Cabbage kootu is a delicious South Indian dish made with cabbage and lentils, flavored with coconut and spices. Here is a simple recipe to make this nutritious dish:

Ingredients:

  • For the Kootu:
  • 2 cups cabbage, finely chopped
  • 1/2 cup moong dal (split yellow gram)
  • 1/4 tsp turmeric powder
  • Salt, to taste
  • Water, as needed
  • For the Spice Paste:
  • 1/4 cup grated coconut
  • 1 tsp cumin seeds
  • 2 green chilies (adjust to taste)
  • 1 tsp rice flour (optional, for thickening)
  • For Tempering:
  • 1 tbsp oil (coconut oil or vegetable oil)
  • 1 tsp mustard seeds
  • 1 tsp urad dal (split black gram)
  • 1/4 tsp asafoetida (hing)
  • 1-2 dried red chilies
  • A few curry leaves

Instructions:

  1. Cook the Dal:
  • Rinse the moong dal thoroughly and pressure cook it with 1 cup of water and turmeric powder for about 3-4 whistles or until the dal is soft and cooked. If you don’t have a pressure cooker, you can cook it in a pot until the dal is soft.
  1. Cook the Cabbage:
  • In a separate pan, add the chopped cabbage with a little water and a pinch of salt. Cook until the cabbage becomes soft but not mushy.
  1. Prepare the Spice Paste:
  • Grind the grated coconut, cumin seeds, green chilies, and rice flour (if using) into a smooth paste with a little water.
  1. Combine Dal and Cabbage:
  • Once the dal and cabbage are cooked, combine them in a pot. Add the ground spice paste and mix well. Add water to achieve the desired consistency (kootu should be semi-thick).
  1. Simmer the Kootu:
  • Bring the mixture to a gentle boil and let it simmer for about 5-7 minutes, allowing the flavors to meld together. Adjust salt to taste.
  1. Prepare the Tempering:
  • In a small pan, heat the oil. Add the mustard seeds and let them splutter. Add the urad dal and fry until golden brown.
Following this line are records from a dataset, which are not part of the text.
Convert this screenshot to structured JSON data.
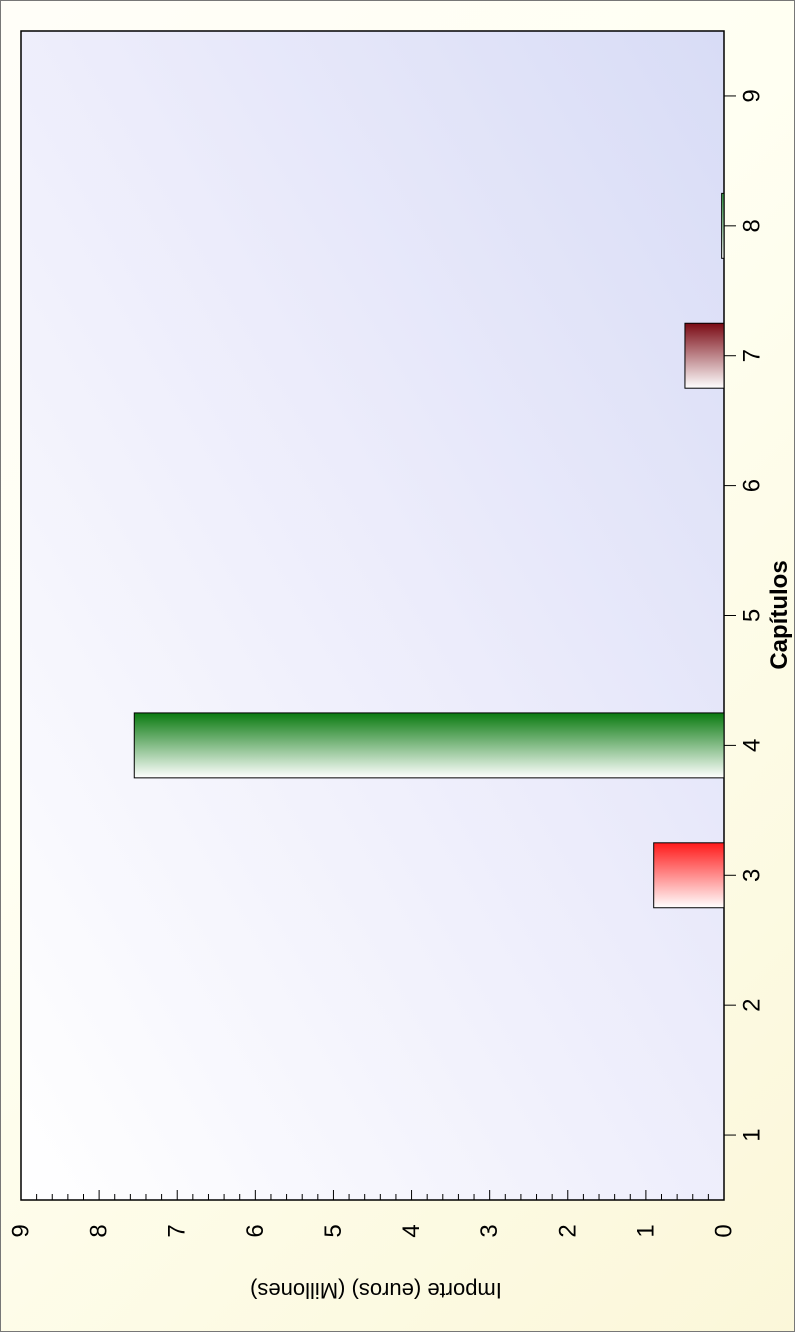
{
  "chart_data": {
    "type": "bar",
    "orientation": "rotated-90",
    "xlabel": "Capítulos",
    "ylabel": "Importe (euros) (Millones)",
    "categories": [
      "1",
      "2",
      "3",
      "4",
      "5",
      "6",
      "7",
      "8",
      "9"
    ],
    "values": [
      0,
      0,
      0.9,
      7.55,
      0,
      0,
      0.5,
      0.03,
      0
    ],
    "bar_colors": [
      "#cccccc",
      "#cccccc",
      "#ff1a1a",
      "#0a7a10",
      "#cccccc",
      "#cccccc",
      "#7a0a14",
      "#3aa64a",
      "#cccccc"
    ],
    "xlim": [
      0.5,
      9.5
    ],
    "ylim": [
      0,
      9
    ],
    "y_ticks": [
      "0",
      "1",
      "2",
      "3",
      "4",
      "5",
      "6",
      "7",
      "8",
      "9"
    ],
    "grid": false,
    "legend": "none"
  }
}
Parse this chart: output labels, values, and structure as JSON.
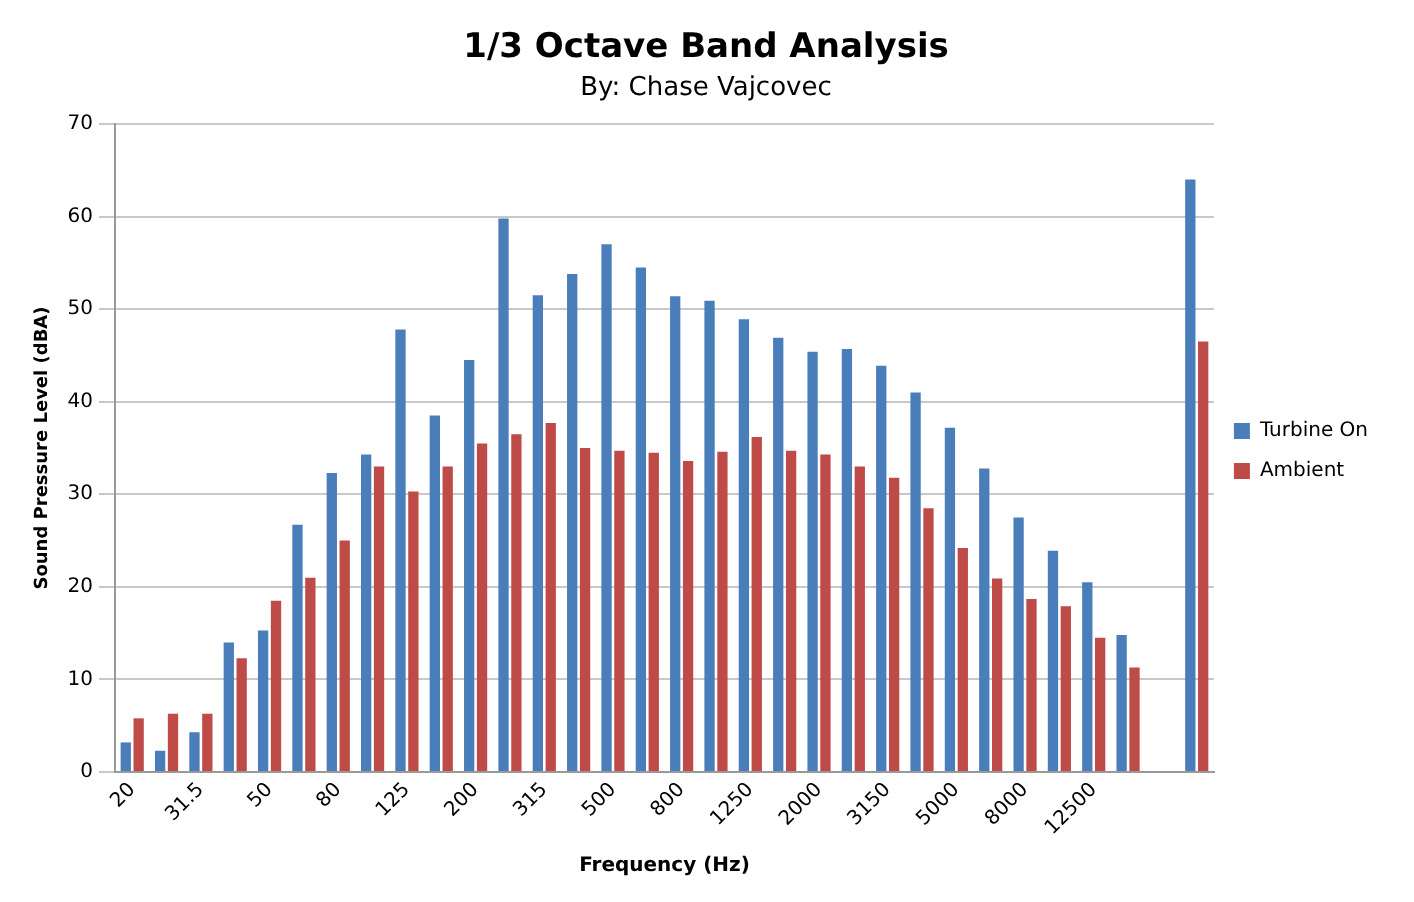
{
  "chart_data": {
    "type": "bar",
    "title": "1/3 Octave Band Analysis",
    "subtitle": "By: Chase Vajcovec",
    "xlabel": "Frequency (Hz)",
    "ylabel": "Sound Pressure Level (dBA)",
    "categories": [
      "20",
      null,
      "31.5",
      null,
      "50",
      null,
      "80",
      null,
      "125",
      null,
      "200",
      null,
      "315",
      null,
      "500",
      null,
      "800",
      null,
      "1250",
      null,
      "2000",
      null,
      "3150",
      null,
      "5000",
      null,
      "8000",
      null,
      "12500",
      null,
      null,
      null
    ],
    "series": [
      {
        "name": "Turbine On",
        "color": "#4a7ebb",
        "values": [
          3.2,
          2.3,
          4.3,
          14,
          15.3,
          26.7,
          32.3,
          34.3,
          47.8,
          38.5,
          44.5,
          59.8,
          51.5,
          53.8,
          57,
          54.5,
          51.4,
          50.9,
          48.9,
          46.9,
          45.4,
          45.7,
          43.9,
          41,
          37.2,
          32.8,
          27.5,
          23.9,
          20.5,
          14.8,
          null,
          64
        ]
      },
      {
        "name": "Ambient",
        "color": "#be4b48",
        "values": [
          5.8,
          6.3,
          6.3,
          12.3,
          18.5,
          21,
          25,
          33,
          30.3,
          33,
          35.5,
          36.5,
          37.7,
          35,
          34.7,
          34.5,
          33.6,
          34.6,
          36.2,
          34.7,
          34.3,
          33,
          31.8,
          28.5,
          24.2,
          20.9,
          18.7,
          17.9,
          14.5,
          11.3,
          null,
          46.5
        ]
      }
    ],
    "ylim": [
      0,
      70
    ],
    "yticks": [
      0,
      10,
      20,
      30,
      40,
      50,
      60,
      70
    ],
    "grid": "y",
    "legend": "right"
  }
}
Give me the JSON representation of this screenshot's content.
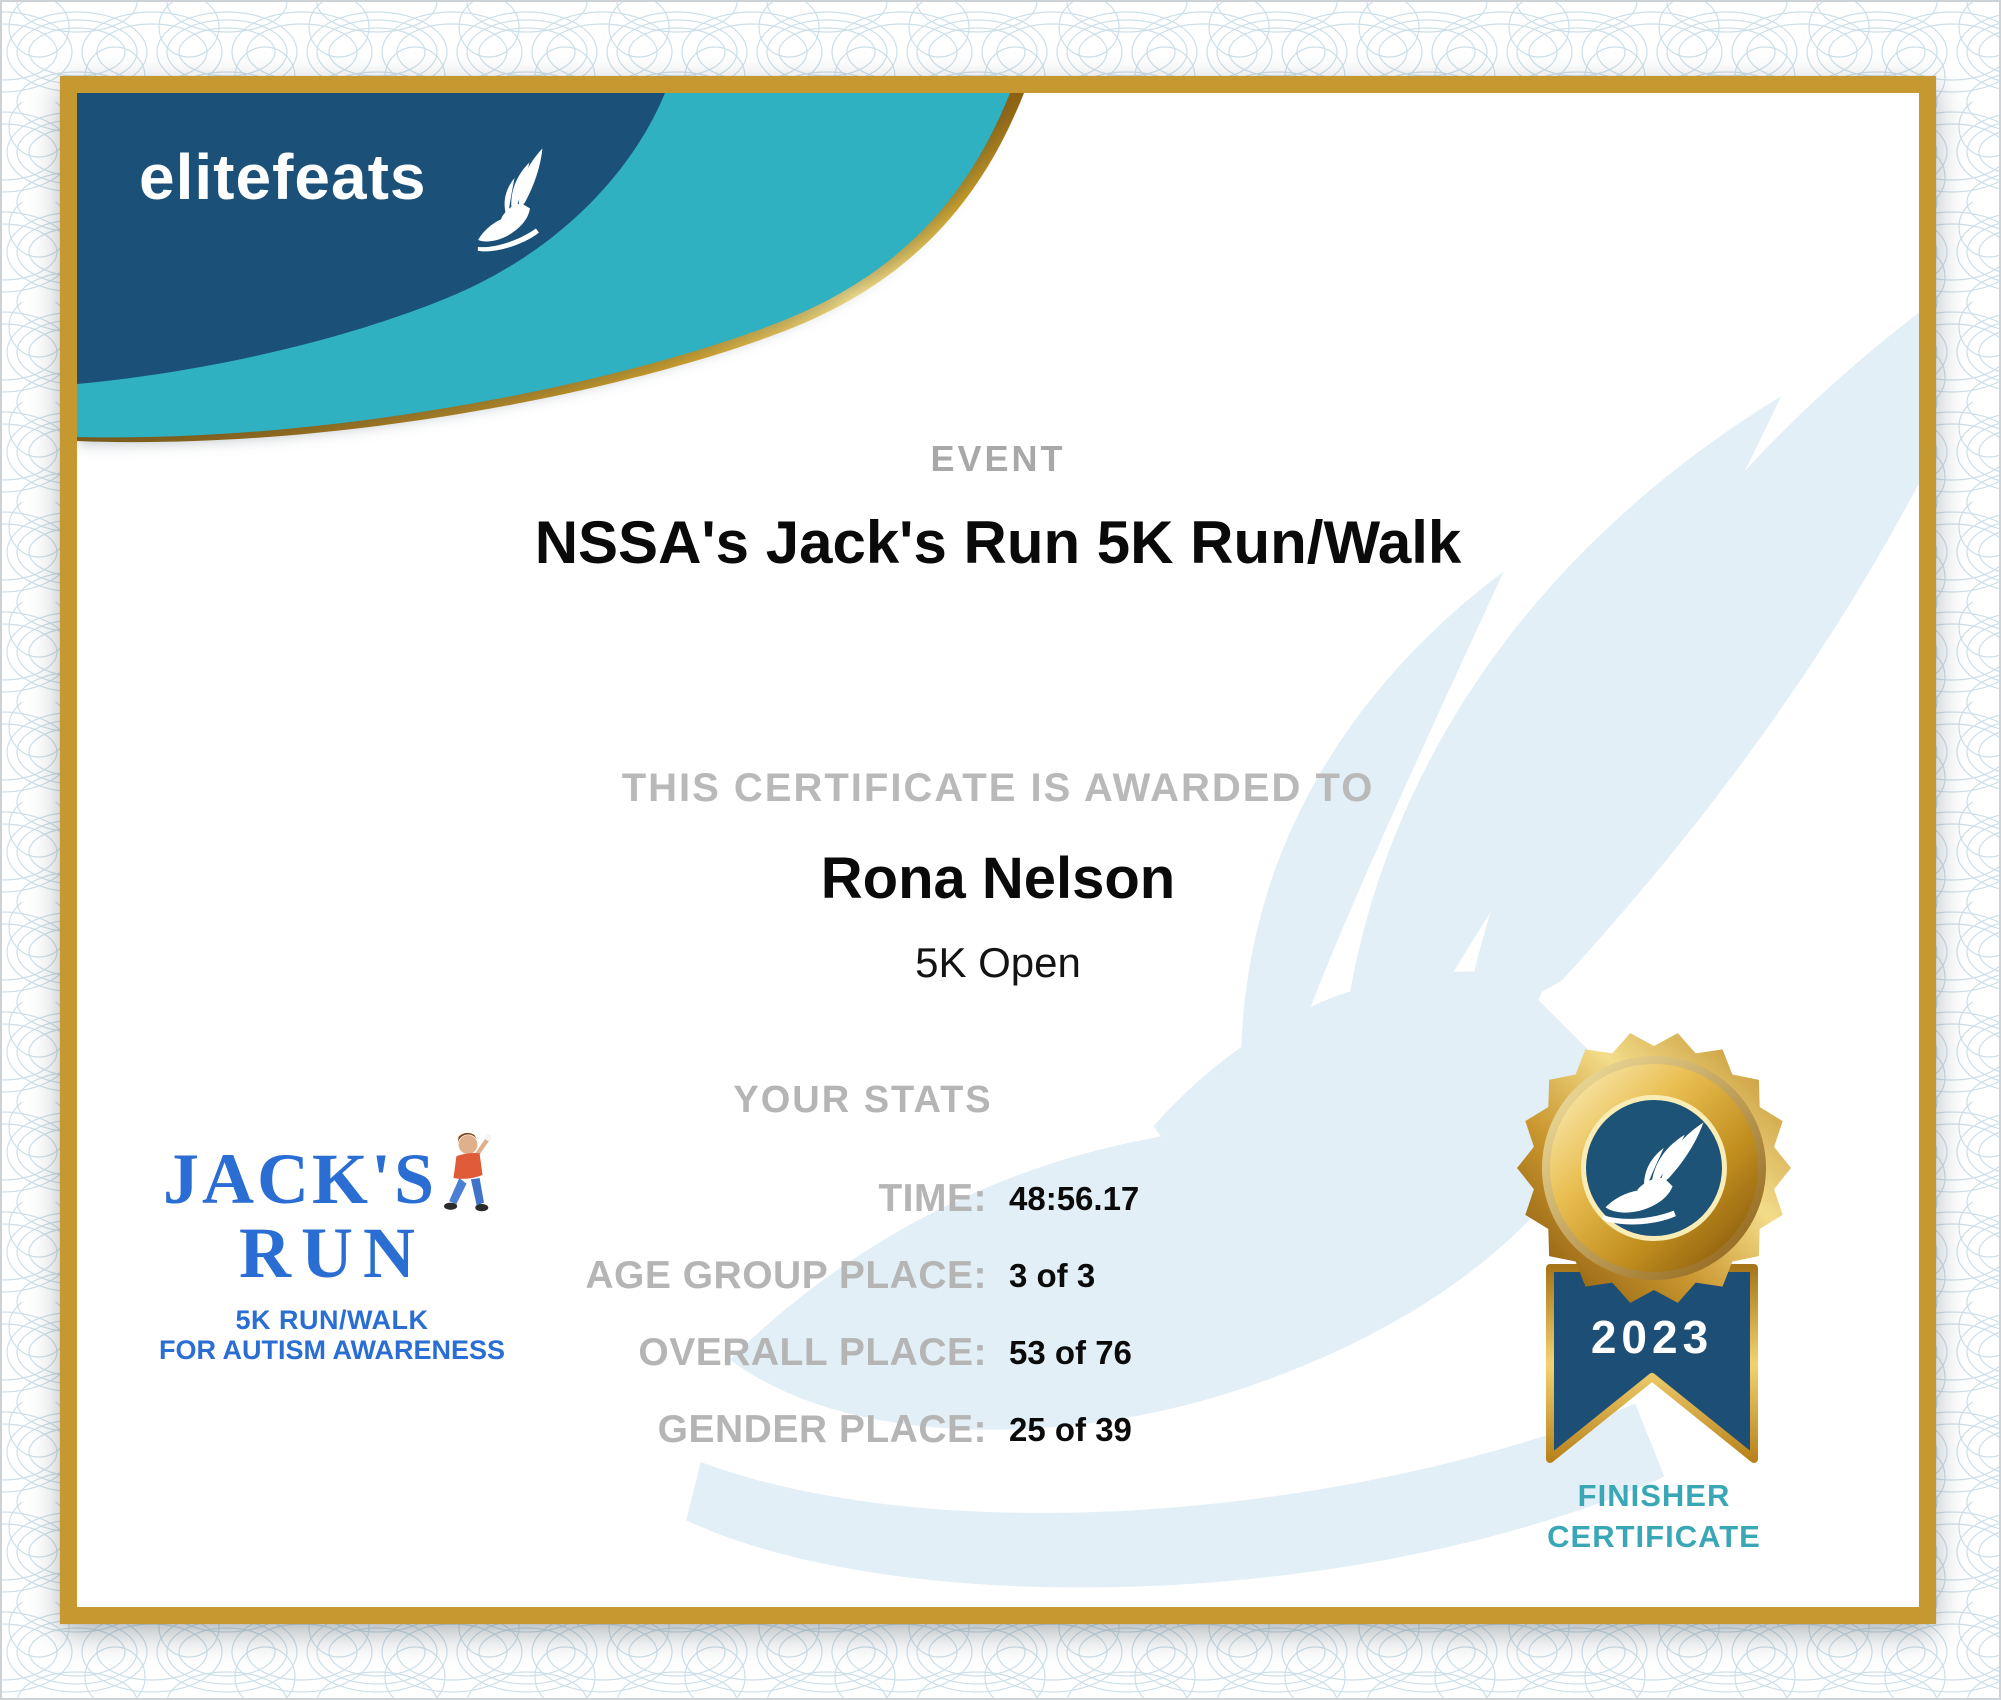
{
  "brand": {
    "logo_text": "elitefeats"
  },
  "header": {
    "event_label": "EVENT",
    "event_title": "NSSA's Jack's Run 5K Run/Walk"
  },
  "award": {
    "label": "THIS CERTIFICATE IS AWARDED TO",
    "recipient_name": "Rona Nelson",
    "division": "5K Open"
  },
  "stats": {
    "heading": "YOUR STATS",
    "rows": [
      {
        "label": "TIME:",
        "value": "48:56.17"
      },
      {
        "label": "AGE GROUP PLACE:",
        "value": "3 of 3"
      },
      {
        "label": "OVERALL PLACE:",
        "value": "53 of 76"
      },
      {
        "label": "GENDER PLACE:",
        "value": "25 of 39"
      }
    ]
  },
  "event_logo": {
    "title_line1": "JACK'S",
    "title_line2": "RUN",
    "subtitle_line1": "5K RUN/WALK",
    "subtitle_line2": "FOR AUTISM AWARENESS"
  },
  "badge": {
    "year": "2023",
    "caption_line1": "FINISHER",
    "caption_line2": "CERTIFICATE"
  },
  "colors": {
    "navy": "#1b5078",
    "teal": "#2fb1c1",
    "frame_gold": "#c5992f",
    "medal_gold": "#d9a82c",
    "jacks_blue": "#2a6ed3",
    "finisher_teal": "#3aa7b6",
    "label_gray": "#b5b5b5",
    "watermark_blue": "#e2eff6"
  }
}
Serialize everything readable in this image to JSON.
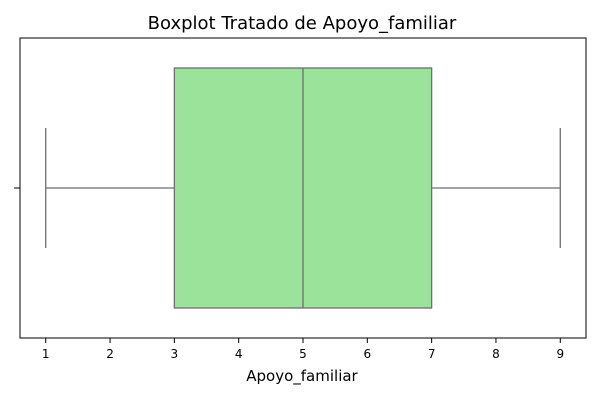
{
  "chart_data": {
    "type": "boxplot",
    "title": "Boxplot Tratado de Apoyo_familiar",
    "xlabel": "Apoyo_familiar",
    "ylabel": "",
    "orientation": "horizontal",
    "xlim": [
      0.6,
      9.4
    ],
    "xticks": [
      1,
      2,
      3,
      4,
      5,
      6,
      7,
      8,
      9
    ],
    "grid": false,
    "box": {
      "min": 1,
      "q1": 3,
      "median": 5,
      "q3": 7,
      "max": 9
    },
    "colors": {
      "box_fill": "#9be39b",
      "line": "#6e6e6e",
      "axes": "#000000"
    }
  }
}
Add the asafoetida, dried red chilies, and curry leaves, and sauté for a few seconds until aromatic.
  1. Combine Tempering with Kootu:
  • Pour the tempering over the simmering kootu and mix well.
  1. Serve:
  • Serve the cabbage kootu hot with steamed rice and a side of pickle or papadam.

Enjoy your nutritious and flavorful cabbage kootu!